Saturday, January 14, 2017

Phantom Limbs, by Paula Garner

Three years ago, Otis's little brother died and his (first and only) girlfriend Meg moved away.  Into the void of his life came Dara, who herself had suffered plenty of losses -- first the death of her mother, and then the loss of a hand (amputated after a shark attack).  Otis and Dara have developed a codependency:  Dara's role has been to push Otis into competitive swimming and through him to achieve the dream of Olympic gold that she had to abandon after her accident.  Their fragile relationship comes under stress when Otis learns that Meg is returning to the area.

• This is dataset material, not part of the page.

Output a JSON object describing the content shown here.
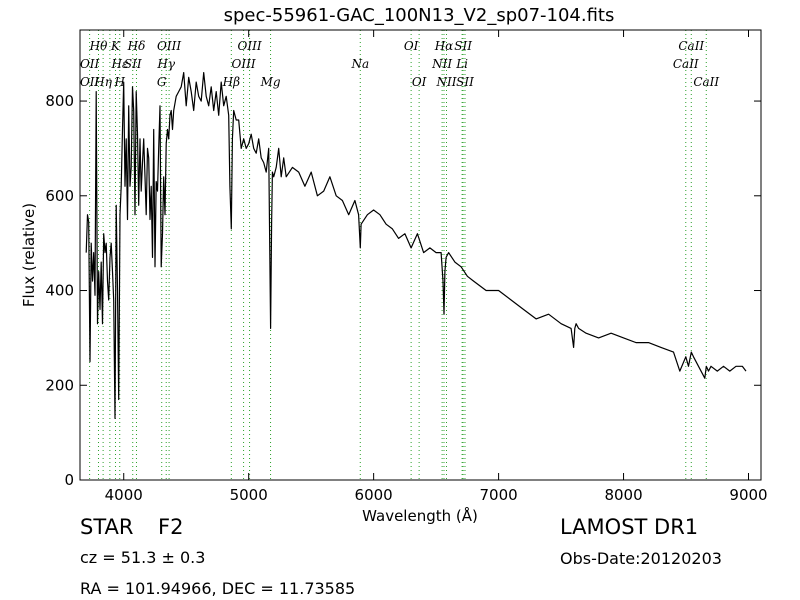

To this potential triangle, throw in some complicated emotional ties between Meg and Otis's mother, Dara's relationship with a girlfriend, and the competing loyalties that Otis feels for Dara, Meg, and another girl on his swim team, and you have one very very messy web of relationships.  The final result is full of pathos and quite touching, but it is still a dizzying array of plot lines to sort through.  I liked it and suspect that many readers will, but I do generally prefer simpler and more-focused stories.

Garner's strength in character-building is crucial here, but she also tells a good story.  I never grew bored here (probably that complex storyline helped the pace stay fast!) but moreover, the story was smart.  It felt genuine and authentic, and didn't waste my time with stupid stuff.  But it's definitely a story for older readers -- the sexual references are pretty explicit and frequent, and the themes are quite mature.